Well, in what has to absolutely be a first for this blog, I'd like to talk about accounting. The board that writes many of the standards for accounting rules, The Financial Accounting Standards Board, has proposed a new rule on how companies calculate the obligations of their pension and retirement systems.

The proposed changes would force companies to list their pension values in the main body of their financial statements where all assets and liabilities are listed as opposed to burying the date in footnotes. The rules would also require companies to measure their pension fund values on the same date as the rest of their corporate obligations to prevent "timing the market" to make the pension funds assets look more plump than they are. The result will be a more complete and useful financial snapshot of corporate financial health.

And that's a problem for a lot of companies. Ford Motors for example. Ford currently lists net worth of $14 billion. Add (or as is more often the case subtract the unfunded portion of) the pension obligations of $20billion and Ford's corporate net worth disappears. Ditto for G.M. which lists a net worth of $14.6 billion but has pension obligations of $37 billion. As the New York Times article points out...

Many complaints about the way obligations are now reported revolve around the practice of spreading pension figures over many years. Calculating pensions involves making many assumptions about the future, and at the end of every year there are differences between the assumptions and what actually happened. Actuaries keep track of these differences in a running balance, and incorporate them into pension calculations slowly.

That practice means that many companies' pension disclosures do not yet show the full impact of the bear market of 2000-3, because they are easing the losses onto their books a little at a time. The new accounting rule will force them to bring the pension values up to date immediately, and use the adjusted numbers on their balance sheets.

Not all companies would be adversely affected by the new rule. A small number might even see improvement in their balance sheets. One appears to be Berkshire Hathaway. Even though its pension fund has a shortfall of $501 million, adjusting the numbers on its balance sheet means reducing an even larger shortfall of $528 million that the company recognized at the end of 2005.

Berkshire Hathaway's pension plan differs from that of many other companies because it is invested in assets that tend to be less volatile. Its assumptions about investment returns are also lower, and it will not have to make a big adjustment for earlier-year losses when the accounting rule takes effect. Berkshire also looks less indebted than other companies because it does not have retiree medical plans.

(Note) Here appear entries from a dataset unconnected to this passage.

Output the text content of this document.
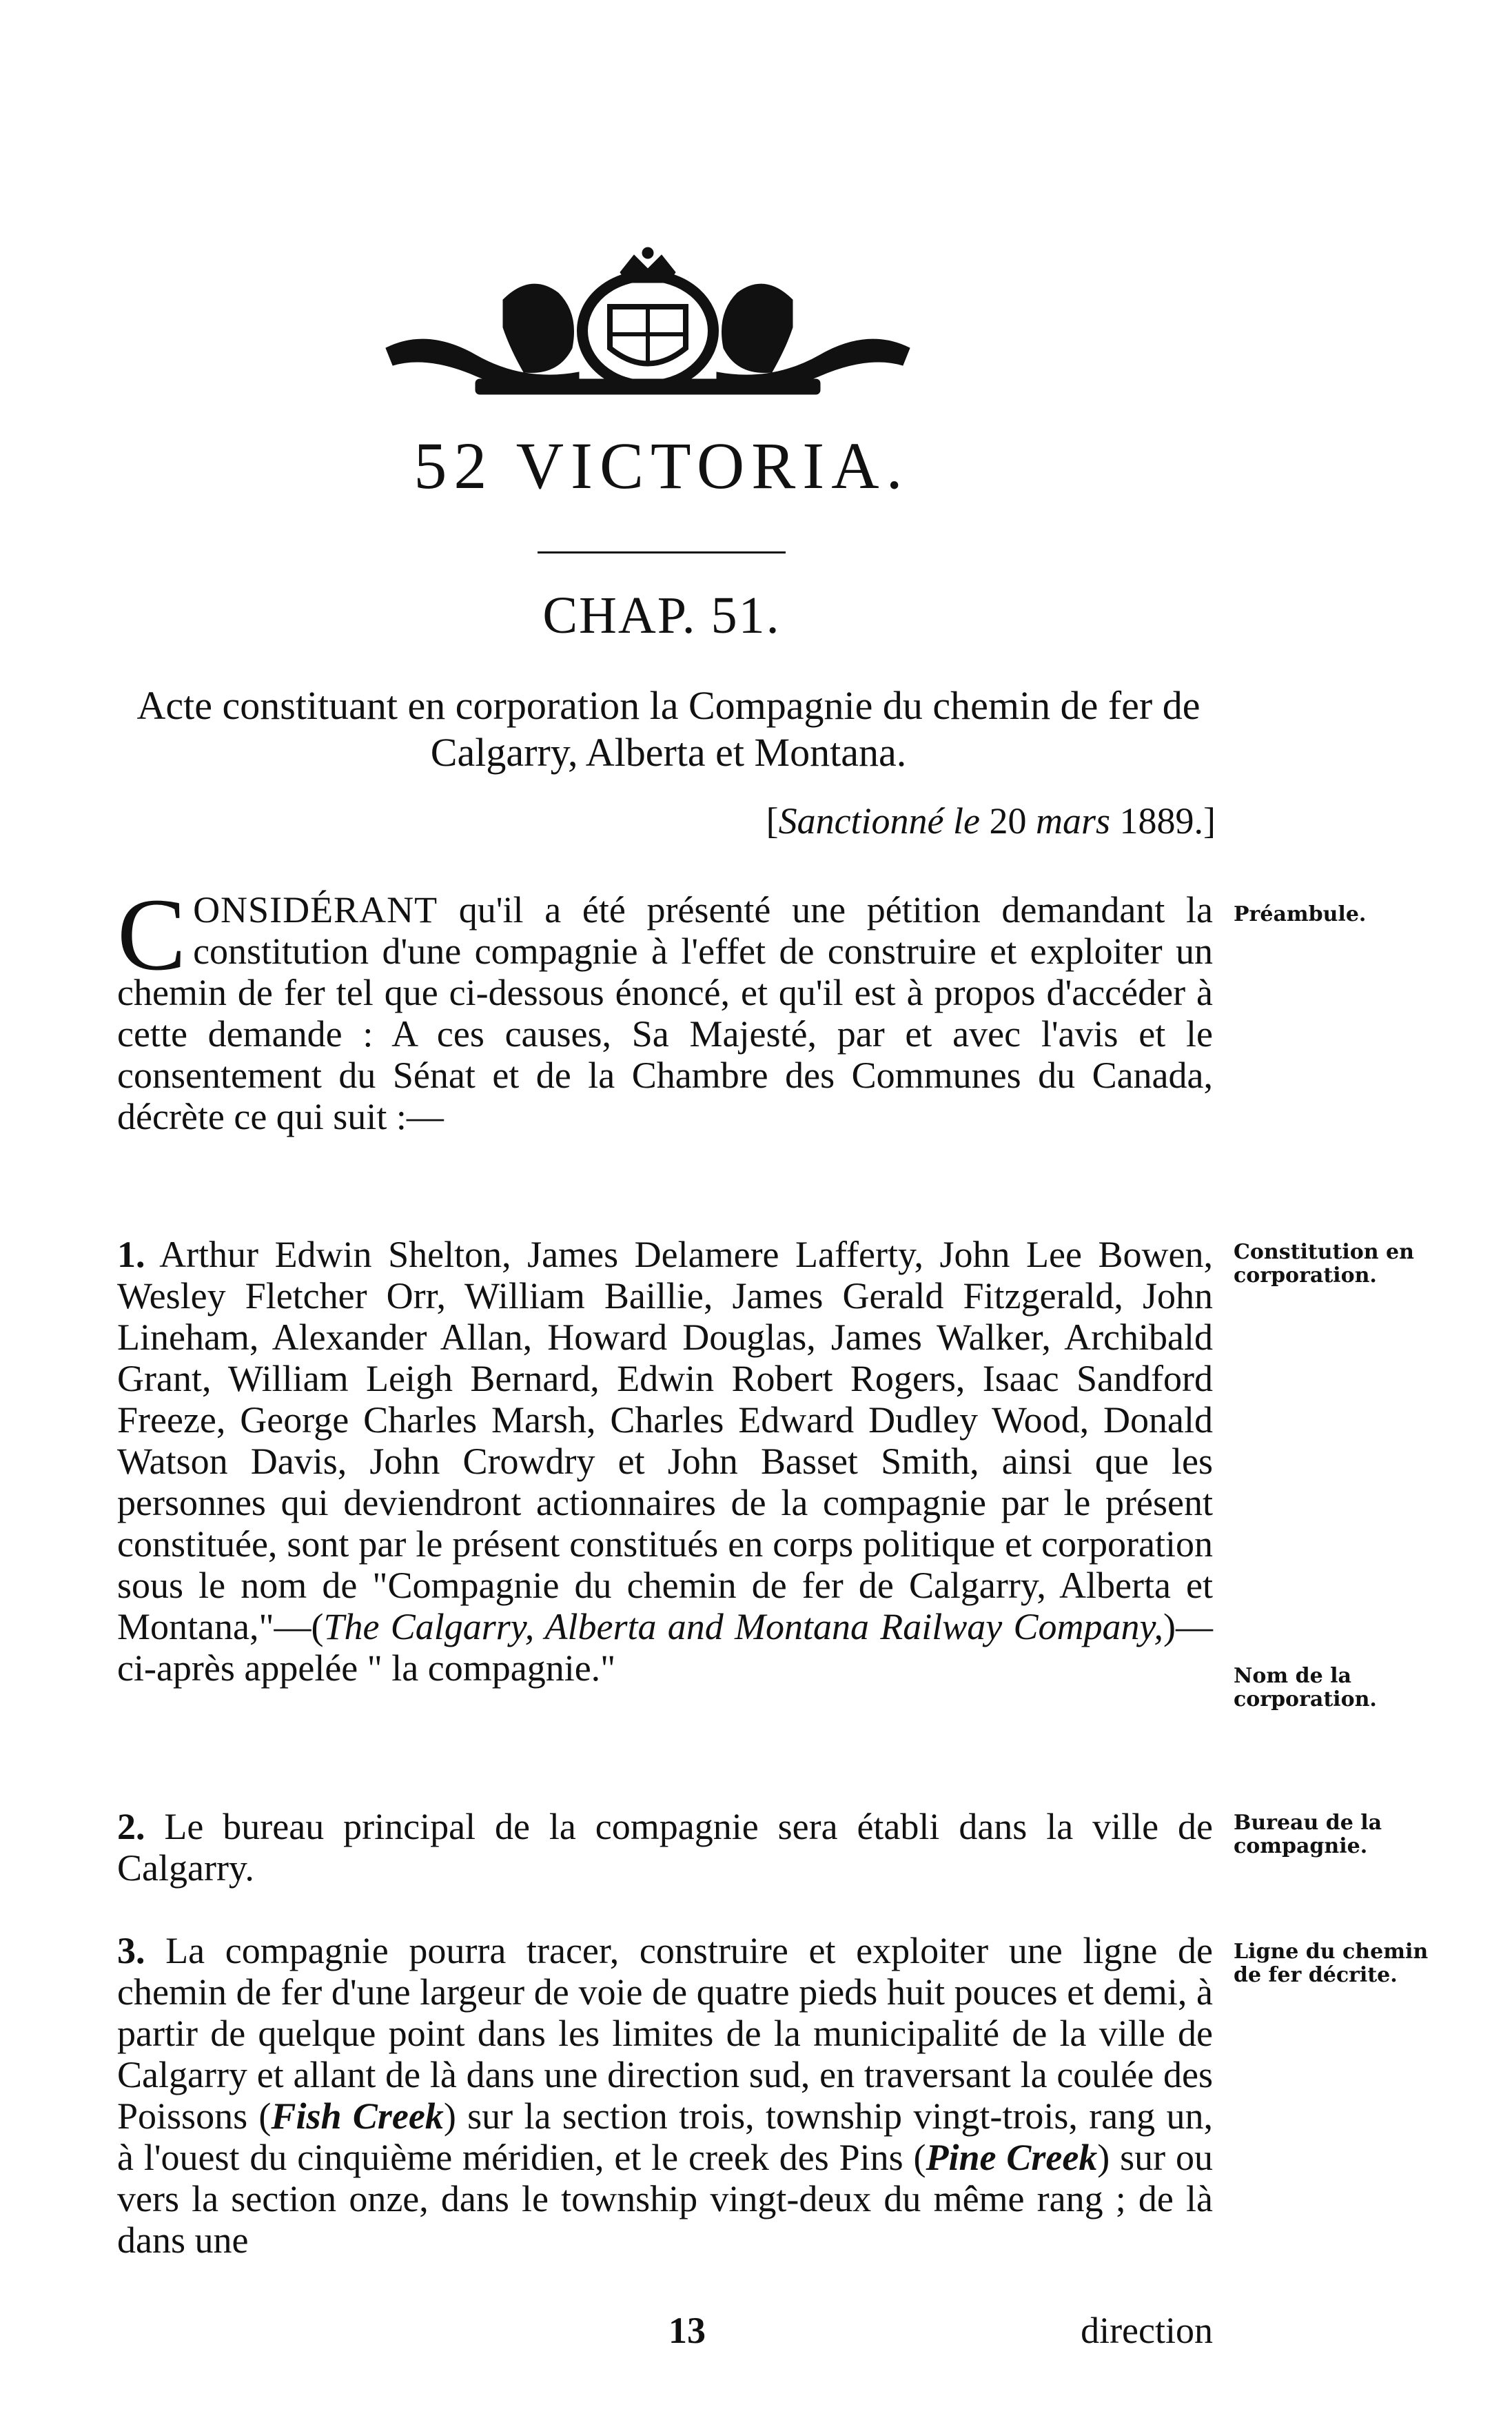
52 VICTORIA.
CHAP. 51.
Acte constituant en corporation la Compagnie du chemin de fer de Calgarry, Alberta et Montana.
[Sanctionné le 20 mars 1889.]
CONSIDÉRANT qu'il a été présenté une pétition demandant la constitution d'une compagnie à l'effet de construire et exploiter un chemin de fer tel que ci-dessous énoncé, et qu'il est à propos d'accéder à cette demande : A ces causes, Sa Majesté, par et avec l'avis et le consentement du Sénat et de la Chambre des Communes du Canada, décrète ce qui suit :—
1. Arthur Edwin Shelton, James Delamere Lafferty, John Lee Bowen, Wesley Fletcher Orr, William Baillie, James Gerald Fitzgerald, John Lineham, Alexander Allan, Howard Douglas, James Walker, Archibald Grant, William Leigh Bernard, Edwin Robert Rogers, Isaac Sandford Freeze, George Charles Marsh, Charles Edward Dudley Wood, Donald Watson Davis, John Crowdry et John Basset Smith, ainsi que les personnes qui deviendront actionnaires de la compagnie par le présent constituée, sont par le présent constitués en corps politique et corporation sous le nom de "Compagnie du chemin de fer de Calgarry, Alberta et Montana,"—(The Calgarry, Alberta and Montana Railway Company,)—ci-après appelée " la compagnie."
2. Le bureau principal de la compagnie sera établi dans la ville de Calgarry.
3. La compagnie pourra tracer, construire et exploiter une ligne de chemin de fer d'une largeur de voie de quatre pieds huit pouces et demi, à partir de quelque point dans les limites de la municipalité de la ville de Calgarry et allant de là dans une direction sud, en traversant la coulée des Poissons (Fish Creek) sur la section trois, township vingt-trois, rang un, à l'ouest du cinquième méridien, et le creek des Pins (Pine Creek) sur ou vers la section onze, dans le township vingt-deux du même rang ; de là dans une
Préambule.
Constitution en corporation.
Nom de la corporation.
Bureau de la compagnie.
Ligne du chemin de fer décrite.
13	direction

Despite the short term pain it will cause I cannot but think that this increased transparency in accountancy would be a good thing for corporate America and for American workers. It makes the true, terrible costs of our dysfunctional healthcare system easy to see and id also puts on full view the less than stellar management of many of the country's most respected companies who have kicked their problems down to the future instead of dealing with them in the hear and now. I guess it is okay to push mountains of debt off on your descendants as long as you get the good life in the here and now, eh?